Copyright © 2012 Greg Orme All Rights Reserved

Caution Change Ahead!

6 Ways To Avoid Being Tripped Up When Leading Change In Your Organisation   

Creating change is often difficult, expensive, and prone to failure. And as a leader when you initiative the “pet project of the month” over and over again but nothing really changes guess what? You start to look a little like a politician: all mouth and no trousers.

Change is difficult because it’s about new behaviours. And we all know how difficult it is to alter our own habits (drinking less, exercising more or turning the TV off once in a while!) Imagine how much harder it is when you are trying to modify the attitudes and actions of an entire organisation.

Over the years I’ve been involved in the implementation of major change in a variety of businesses. From my experience – and research into good practice – here are six handy tips to help you to become a successful Change Maker.

1. Start Shouting Fire – Many businesses are too inward looking.
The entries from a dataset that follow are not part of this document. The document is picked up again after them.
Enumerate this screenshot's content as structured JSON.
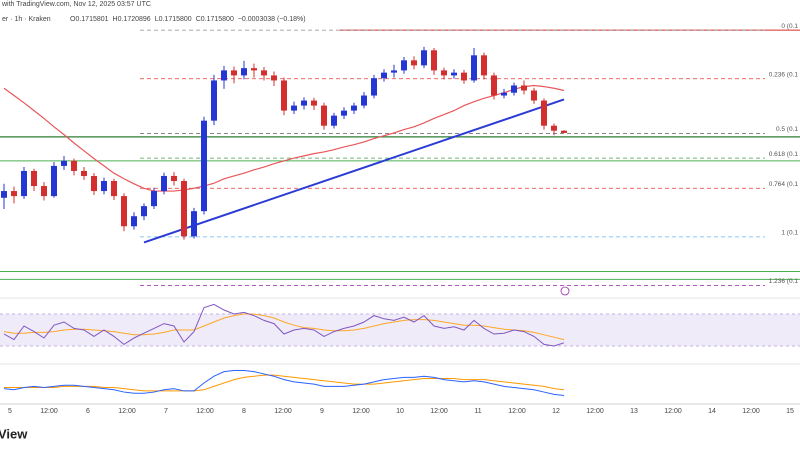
{
  "chart_data": {
    "type": "candlestick",
    "header": "with TradingView.com, Nov 12, 2025 03:57 UTC",
    "symbol": "er · 1h · Kraken",
    "ohlc_text": [
      "O0.1715801",
      "H0.1720896",
      "L0.1715800",
      "C0.1715800",
      "−0.0003038 (−0.18%)"
    ],
    "brand": "View",
    "x_axis_labels": [
      "5",
      "12:00",
      "6",
      "12:00",
      "7",
      "12:00",
      "8",
      "12:00",
      "9",
      "12:00",
      "10",
      "12:00",
      "11",
      "12:00",
      "12",
      "12:00",
      "13",
      "12:00",
      "14",
      "12:00",
      "15"
    ],
    "ylim": [
      0.1417,
      0.1954
    ],
    "up_color": "#2436d4",
    "down_color": "#d32f2f",
    "open": [
      0.16,
      0.1612,
      0.1603,
      0.1648,
      0.1621,
      0.1603,
      0.1657,
      0.1666,
      0.1648,
      0.1639,
      0.1612,
      0.163,
      0.1603,
      0.1549,
      0.1567,
      0.1585,
      0.1612,
      0.1639,
      0.163,
      0.1531,
      0.1576,
      0.1738,
      0.181,
      0.1828,
      0.1819,
      0.1832,
      0.1828,
      0.1819,
      0.181,
      0.1756,
      0.1765,
      0.1774,
      0.1765,
      0.1729,
      0.1747,
      0.1756,
      0.1765,
      0.1783,
      0.1814,
      0.1824,
      0.1828,
      0.1846,
      0.1837,
      0.1864,
      0.1828,
      0.1819,
      0.1824,
      0.181,
      0.1855,
      0.1819,
      0.1783,
      0.1788,
      0.1801,
      0.1792,
      0.1774,
      0.1729,
      0.172
    ],
    "high": [
      0.1625,
      0.162,
      0.1655,
      0.1652,
      0.1628,
      0.1664,
      0.1675,
      0.167,
      0.1655,
      0.1644,
      0.1636,
      0.1634,
      0.1608,
      0.1574,
      0.159,
      0.1618,
      0.1645,
      0.1646,
      0.1634,
      0.1582,
      0.1745,
      0.182,
      0.1836,
      0.1835,
      0.1845,
      0.184,
      0.1834,
      0.1826,
      0.1815,
      0.1772,
      0.178,
      0.1779,
      0.177,
      0.1752,
      0.1762,
      0.177,
      0.1789,
      0.182,
      0.183,
      0.1838,
      0.1852,
      0.1853,
      0.187,
      0.1868,
      0.1833,
      0.183,
      0.1829,
      0.1868,
      0.186,
      0.1824,
      0.1795,
      0.1806,
      0.181,
      0.1797,
      0.1778,
      0.1733,
      0.1721
    ],
    "low": [
      0.158,
      0.159,
      0.1598,
      0.1612,
      0.1595,
      0.16,
      0.165,
      0.164,
      0.1632,
      0.1605,
      0.1606,
      0.1596,
      0.154,
      0.1543,
      0.156,
      0.158,
      0.1606,
      0.1622,
      0.1525,
      0.1527,
      0.157,
      0.173,
      0.1795,
      0.1805,
      0.1812,
      0.1815,
      0.181,
      0.18,
      0.1748,
      0.175,
      0.1758,
      0.1757,
      0.1722,
      0.1724,
      0.1741,
      0.175,
      0.176,
      0.1778,
      0.1808,
      0.1815,
      0.1822,
      0.183,
      0.1832,
      0.182,
      0.1812,
      0.1813,
      0.1804,
      0.1806,
      0.1812,
      0.1776,
      0.1778,
      0.1783,
      0.1785,
      0.1768,
      0.1722,
      0.1712,
      0.1716
    ],
    "close": [
      0.1612,
      0.1603,
      0.1648,
      0.1621,
      0.1603,
      0.1657,
      0.1666,
      0.1648,
      0.1639,
      0.1612,
      0.163,
      0.1603,
      0.1549,
      0.1567,
      0.1585,
      0.1612,
      0.1639,
      0.163,
      0.1531,
      0.1576,
      0.1738,
      0.181,
      0.1828,
      0.1819,
      0.1832,
      0.1828,
      0.1819,
      0.181,
      0.1756,
      0.1765,
      0.1774,
      0.1765,
      0.1729,
      0.1747,
      0.1756,
      0.1765,
      0.1783,
      0.1814,
      0.1824,
      0.1828,
      0.1846,
      0.1837,
      0.1864,
      0.1828,
      0.1819,
      0.1824,
      0.181,
      0.1855,
      0.1819,
      0.1783,
      0.1788,
      0.1801,
      0.1792,
      0.1774,
      0.1729,
      0.172,
      0.1716
    ],
    "moving_average": {
      "color": "#e8575a",
      "values": [
        0.1796,
        0.1783,
        0.177,
        0.1756,
        0.1742,
        0.1727,
        0.1713,
        0.1698,
        0.1684,
        0.167,
        0.1657,
        0.1644,
        0.1634,
        0.1625,
        0.1617,
        0.1612,
        0.1612,
        0.1612,
        0.1614,
        0.1617,
        0.1621,
        0.1626,
        0.1634,
        0.1639,
        0.1644,
        0.165,
        0.1655,
        0.1661,
        0.1666,
        0.1671,
        0.1675,
        0.1679,
        0.1682,
        0.1686,
        0.1691,
        0.1695,
        0.17,
        0.1706,
        0.1711,
        0.1716,
        0.1722,
        0.1727,
        0.1734,
        0.1742,
        0.1749,
        0.1756,
        0.1765,
        0.1772,
        0.1778,
        0.1783,
        0.1788,
        0.1794,
        0.1799,
        0.1801,
        0.1799,
        0.1796,
        0.1792
      ]
    },
    "trendline": {
      "color": "#2a3bd6",
      "x": [
        14,
        56
      ],
      "values": [
        0.152,
        0.1776
      ]
    },
    "fib_levels": [
      {
        "label": "0 (0.1",
        "value": 0.19,
        "color": "#9e9e9e"
      },
      {
        "label": "0.236 (0.1",
        "value": 0.1813,
        "color": "#e53935"
      },
      {
        "label": "0.5 (0.1",
        "value": 0.1715,
        "color": "#616161"
      },
      {
        "label": "0.618 (0.1",
        "value": 0.1671,
        "color": "#43a047"
      },
      {
        "label": "0.764 (0.1",
        "value": 0.1617,
        "color": "#e53935"
      },
      {
        "label": "1 (0.1",
        "value": 0.153,
        "color": "#64b5f6"
      },
      {
        "label": "1.236 (0.1",
        "value": 0.1443,
        "color": "#9c27b0"
      }
    ],
    "hlines": [
      {
        "value": 0.19,
        "color": "#d32f2f"
      },
      {
        "value": 0.1709,
        "color": "#2e7d32"
      },
      {
        "value": 0.1666,
        "color": "#4caf50"
      },
      {
        "value": 0.1468,
        "color": "#4caf50"
      },
      {
        "value": 0.1454,
        "color": "#4caf50"
      }
    ],
    "rsi": {
      "ylim": [
        0,
        100
      ],
      "bands": [
        30,
        70
      ],
      "color": "#7e57c2",
      "ma_color": "#ffa726",
      "values": [
        45,
        38,
        55,
        48,
        40,
        56,
        60,
        52,
        50,
        42,
        50,
        42,
        32,
        40,
        46,
        52,
        58,
        55,
        35,
        48,
        78,
        82,
        75,
        70,
        72,
        68,
        62,
        58,
        45,
        50,
        52,
        50,
        42,
        48,
        52,
        55,
        60,
        68,
        64,
        62,
        66,
        60,
        68,
        55,
        52,
        54,
        50,
        62,
        52,
        45,
        46,
        50,
        48,
        42,
        32,
        30,
        34
      ],
      "ma": [
        48,
        46,
        46,
        47,
        47,
        48,
        50,
        51,
        51,
        50,
        49,
        48,
        46,
        44,
        44,
        45,
        47,
        50,
        50,
        50,
        55,
        60,
        65,
        68,
        70,
        70,
        68,
        65,
        60,
        56,
        53,
        52,
        50,
        49,
        49,
        50,
        52,
        55,
        58,
        60,
        62,
        63,
        63,
        62,
        60,
        58,
        56,
        56,
        55,
        53,
        51,
        50,
        49,
        47,
        44,
        41,
        38
      ]
    },
    "macd": {
      "ylim": [
        -0.001,
        0.002
      ],
      "color": "#2962ff",
      "signal_color": "#ff9800",
      "values": [
        0.0,
        -0.0001,
        0.0001,
        0.0002,
        0.0001,
        0.0002,
        0.0003,
        0.0003,
        0.0002,
        0.0001,
        0.0,
        -0.0001,
        -0.0003,
        -0.0004,
        -0.0004,
        -0.0003,
        -0.0001,
        0.0,
        -0.0002,
        -0.0002,
        0.0005,
        0.0011,
        0.0015,
        0.0016,
        0.0016,
        0.0015,
        0.0013,
        0.0011,
        0.0008,
        0.0006,
        0.0005,
        0.0004,
        0.0002,
        0.0002,
        0.0002,
        0.0003,
        0.0004,
        0.0006,
        0.0008,
        0.0009,
        0.001,
        0.001,
        0.0011,
        0.001,
        0.0008,
        0.0007,
        0.0006,
        0.0007,
        0.0006,
        0.0004,
        0.0002,
        0.0001,
        0.0,
        -0.0001,
        -0.0003,
        -0.0005,
        -0.0006
      ],
      "signal": [
        0.0001,
        0.0001,
        0.0001,
        0.0001,
        0.0001,
        0.0001,
        0.0002,
        0.0002,
        0.0002,
        0.0002,
        0.0001,
        0.0001,
        0.0,
        -0.0001,
        -0.0002,
        -0.0002,
        -0.0002,
        -0.0002,
        -0.0002,
        -0.0002,
        -0.0001,
        0.0002,
        0.0005,
        0.0008,
        0.001,
        0.0011,
        0.0012,
        0.0012,
        0.0011,
        0.001,
        0.0009,
        0.0008,
        0.0007,
        0.0006,
        0.0005,
        0.0004,
        0.0004,
        0.0004,
        0.0005,
        0.0006,
        0.0007,
        0.0008,
        0.0009,
        0.0009,
        0.0009,
        0.0009,
        0.0008,
        0.0008,
        0.0008,
        0.0007,
        0.0006,
        0.0005,
        0.0004,
        0.0003,
        0.0002,
        0.0,
        -0.0001
      ]
    }
  }
}
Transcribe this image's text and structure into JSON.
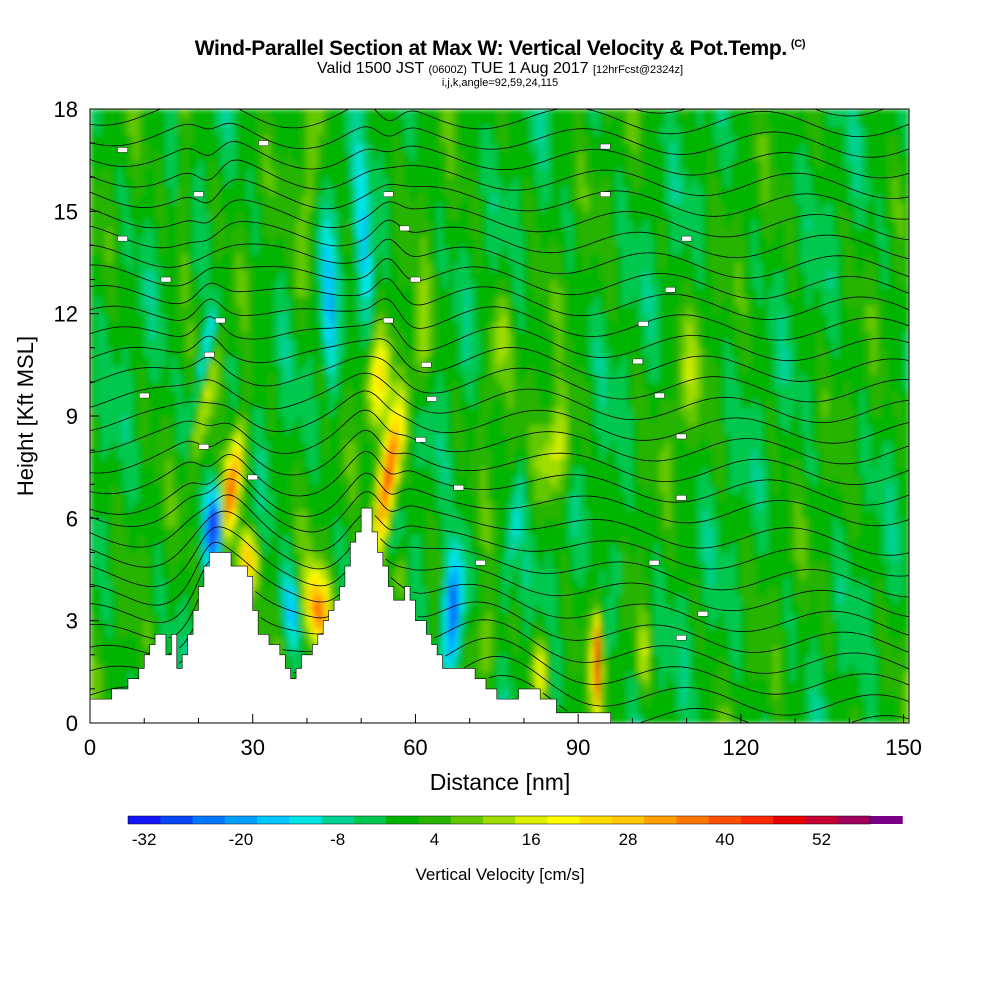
{
  "chart_data": {
    "type": "heatmap",
    "title": "Wind-Parallel Section at Max W: Vertical Velocity & Pot.Temp.",
    "title_mark": "(C)",
    "subtitle_main": "Valid 1500 JST",
    "subtitle_z": "(0600Z)",
    "subtitle_date": "TUE 1 Aug 2017",
    "subtitle_fcst": "[12hrFcst@2324z]",
    "subtitle_params": "i,j,k,angle=92,59,24,115",
    "xlabel": "Distance [nm]",
    "ylabel": "Height [Kft MSL]",
    "xlim": [
      0,
      151
    ],
    "ylim": [
      0,
      18
    ],
    "xticks": [
      0,
      30,
      60,
      90,
      120,
      150
    ],
    "yticks": [
      0,
      3,
      6,
      9,
      12,
      15,
      18
    ],
    "colorbar": {
      "label": "Vertical Velocity [cm/s]",
      "min": -34,
      "max": 58,
      "step": 4,
      "tick_values": [
        -32,
        -20,
        -8,
        4,
        16,
        28,
        40,
        52
      ],
      "tick_labels": [
        "-32",
        "-20",
        "-8",
        "4",
        "16",
        "28",
        "40",
        "52"
      ],
      "colors": [
        "#1414ff",
        "#0a46ff",
        "#0078ff",
        "#00a0ff",
        "#00c8ff",
        "#00e6e6",
        "#00d296",
        "#00c850",
        "#00b400",
        "#28b400",
        "#64c800",
        "#a0dc00",
        "#dcf000",
        "#ffff00",
        "#ffdc00",
        "#ffc800",
        "#ffa000",
        "#ff7800",
        "#ff5000",
        "#ff2800",
        "#e60000",
        "#c80032",
        "#a0005a",
        "#780082"
      ]
    },
    "terrain_kft": [
      [
        0,
        0.7
      ],
      [
        4,
        0.7
      ],
      [
        4,
        1.0
      ],
      [
        7,
        1.0
      ],
      [
        7,
        1.3
      ],
      [
        9,
        1.3
      ],
      [
        9,
        1.6
      ],
      [
        10,
        1.6
      ],
      [
        10,
        2.0
      ],
      [
        11,
        2.0
      ],
      [
        11,
        2.3
      ],
      [
        12,
        2.3
      ],
      [
        12,
        2.6
      ],
      [
        14,
        2.6
      ],
      [
        14,
        2.0
      ],
      [
        15,
        2.0
      ],
      [
        15,
        2.6
      ],
      [
        16,
        2.6
      ],
      [
        16,
        1.6
      ],
      [
        17,
        1.6
      ],
      [
        17,
        2.0
      ],
      [
        18,
        2.0
      ],
      [
        18,
        2.6
      ],
      [
        19,
        2.6
      ],
      [
        19,
        3.3
      ],
      [
        20,
        3.3
      ],
      [
        20,
        4.0
      ],
      [
        21,
        4.0
      ],
      [
        21,
        4.6
      ],
      [
        22,
        4.6
      ],
      [
        22,
        5.0
      ],
      [
        26,
        5.0
      ],
      [
        26,
        4.6
      ],
      [
        29,
        4.6
      ],
      [
        29,
        4.3
      ],
      [
        30,
        4.3
      ],
      [
        30,
        3.3
      ],
      [
        31,
        3.3
      ],
      [
        31,
        2.6
      ],
      [
        33,
        2.6
      ],
      [
        33,
        2.3
      ],
      [
        35,
        2.3
      ],
      [
        35,
        2.0
      ],
      [
        36,
        2.0
      ],
      [
        36,
        1.6
      ],
      [
        37,
        1.6
      ],
      [
        37,
        1.3
      ],
      [
        38,
        1.3
      ],
      [
        38,
        1.6
      ],
      [
        39,
        1.6
      ],
      [
        39,
        2.0
      ],
      [
        41,
        2.0
      ],
      [
        41,
        2.3
      ],
      [
        42,
        2.3
      ],
      [
        42,
        2.6
      ],
      [
        43,
        2.6
      ],
      [
        43,
        3.0
      ],
      [
        44,
        3.0
      ],
      [
        44,
        3.3
      ],
      [
        45,
        3.3
      ],
      [
        45,
        3.6
      ],
      [
        46,
        3.6
      ],
      [
        46,
        4.0
      ],
      [
        47,
        4.0
      ],
      [
        47,
        4.6
      ],
      [
        48,
        4.6
      ],
      [
        48,
        5.3
      ],
      [
        49,
        5.3
      ],
      [
        49,
        5.6
      ],
      [
        50,
        5.6
      ],
      [
        50,
        6.3
      ],
      [
        52,
        6.3
      ],
      [
        52,
        5.6
      ],
      [
        53,
        5.6
      ],
      [
        53,
        5.0
      ],
      [
        54,
        5.0
      ],
      [
        54,
        4.6
      ],
      [
        55,
        4.6
      ],
      [
        55,
        4.0
      ],
      [
        56,
        4.0
      ],
      [
        56,
        3.6
      ],
      [
        58,
        3.6
      ],
      [
        58,
        4.0
      ],
      [
        59,
        4.0
      ],
      [
        59,
        3.6
      ],
      [
        60,
        3.6
      ],
      [
        60,
        3.0
      ],
      [
        62,
        3.0
      ],
      [
        62,
        2.6
      ],
      [
        63,
        2.6
      ],
      [
        63,
        2.3
      ],
      [
        64,
        2.3
      ],
      [
        64,
        2.0
      ],
      [
        65,
        2.0
      ],
      [
        65,
        1.6
      ],
      [
        71,
        1.6
      ],
      [
        71,
        1.3
      ],
      [
        73,
        1.3
      ],
      [
        73,
        1.0
      ],
      [
        75,
        1.0
      ],
      [
        75,
        0.7
      ],
      [
        79,
        0.7
      ],
      [
        79,
        1.0
      ],
      [
        83,
        1.0
      ],
      [
        83,
        0.7
      ],
      [
        86,
        0.7
      ],
      [
        86,
        0.3
      ],
      [
        96,
        0.3
      ],
      [
        96,
        0
      ],
      [
        151,
        0
      ]
    ],
    "theta_labels": [
      [
        6,
        16.8
      ],
      [
        20,
        15.5
      ],
      [
        32,
        17.0
      ],
      [
        55,
        15.5
      ],
      [
        95,
        16.9
      ],
      [
        6,
        14.2
      ],
      [
        14,
        13.0
      ],
      [
        24,
        11.8
      ],
      [
        22,
        10.8
      ],
      [
        10,
        9.6
      ],
      [
        21,
        8.1
      ],
      [
        30,
        7.2
      ],
      [
        55,
        11.8
      ],
      [
        60,
        13.0
      ],
      [
        62,
        10.5
      ],
      [
        63,
        9.5
      ],
      [
        61,
        8.3
      ],
      [
        68,
        6.9
      ],
      [
        72,
        4.7
      ],
      [
        95,
        15.5
      ],
      [
        58,
        14.5
      ],
      [
        110,
        14.2
      ],
      [
        107,
        12.7
      ],
      [
        102,
        11.7
      ],
      [
        101,
        10.6
      ],
      [
        105,
        9.6
      ],
      [
        109,
        8.4
      ],
      [
        109,
        6.6
      ],
      [
        104,
        4.7
      ],
      [
        113,
        3.2
      ],
      [
        109,
        2.5
      ]
    ]
  }
}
They don’t listen enough to their clients or know enough about their competitors. An inward-facing mentality can breed complacency, even arrogance. As a leader you need to show your people that the need for change is urgent. If there is not a pressing commercial or operational “fire” in your business (and there normally is) you might need to start it yourself.

2. Get the right people involved, at the right time, during the process –  change often starts with one or two people, but making it stick is not a solo sport. To get things going you need to get enough people involved with the expertise and credibility required. And ensure they are working as a team. Change Management is like getting a car started when it’s bogged down in the mud. You need a coordinated, sustained push with as many people involved as you can rope in.

3. Develop a Clear Inspirational Purpose – if it’s not there already start with a rigorous and collaborative development process to find this, then add specific objectives. Anything less is a recipe for confusion and apathy.

4. Communicate, communicate, and then communicate again – It is amazing how many businesses do not communicate effectively. Try this as a test: ask six team members what the fundamental purpose of your business is and see how different their replies are. You might be surprised.

5. Empower Your People – Make sure your team can grab the purpose and make it happen. But empowerment is pointless if it’s just a word. Take a look at your systems, structures and skill levels to make sure the sort of behaviour you want is even possible in your business.

6. Plan for some short term wins – Change is painful and difficult at times and it needs a sustained effort; timelines are normally not weeks but months and even years. To show your team the late nights are worth it make sure the changes you are bringing about delivers short term wins along the way.